Anthony Grafton is noted for his wide learning, and in particular for his studies of the classical tradition from the Renaissance to the eighteenth century, and in the history of historical scholarship. His many books include a profound study of the scholarship and chronology of the foremost classical scholar of the late Renaissance, Joseph Scaliger (2 vols, 1983-1993), a revisionist account (with Lisa Jardine) of the significance of Renaissance education (From Humanism to the Humanities, 1986), and, more recently, studies of Girolamo Cardano as an astrologer (1999) and Leon Battista Alberti (2000).

The best introduction to his preoccupation with the relations between scholarship and science in the early modern period is perhaps (still) Defenders of the Text (1991). In some ways his most original and accessible book is The Footnote: A curious history (1997; published in German as Die Tragischen Ursprünge der deutschen Fussnot), a case-study in what might be called the history of history, from below.

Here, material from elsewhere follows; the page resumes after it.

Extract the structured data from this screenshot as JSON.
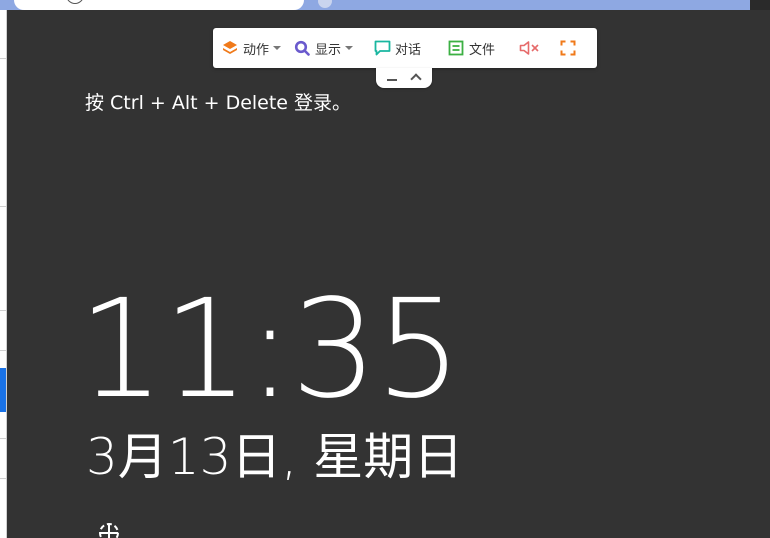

He also writes on a wide variety of topics for The New Republic, The American Scholar and New York Review of Books.

[edit] Works

  • Joseph Scaliger: A Study in the History of Classical Scholarship, Oxford-Warburg Studies (Oxford: Oxford University Press, 1983-1993).
  • with Lisa Jardine, From Humanism to the Humanities (, 1986).
  • Forgers and Critics. Creativity and Duplicity in Western Scholarship (Princeton: Princeton University Press, 1990).
  • Defenders of the Text: The Traditions of Scholarship in the Age of Science, 1450-1800 (Cambridge, MA: Harvard University Press, 1991).
  • Commerce with the Classics: Ancient Books and Renaissance Readers (Ann Arbor: University of Michigan Press, 1997).
  • The Footnote: A Curious History (Cambridge, MA: Harvard University Press, 1997).
  • Cardano's Cosmos : The Worlds and Works of a Renaissance Astrologer (Cambridge, MA: Harvard University Press, 1999).
  • Leon Battista Alberti: Master Builder of the Italian Renaissance (Cambridge, MA: Harvard University Press, 2000).
  • Bring Out Your Dead: The Past as Revelation (Cambridge, MA: Harvard University Press, 2001).
  • What Was History?: The Art of History in Early Modern Europe (Cambridge: Cambridge University Press, 2006).
  • with Megan Hale Williams, Christianity and the Transformation of the Book: Origen, Eusebius, and the Library of Caesarea (Cambridge, MA: Harvard University Press, 2006).
  • Codex in Crisis (New York: The Crumpled Press, 2008).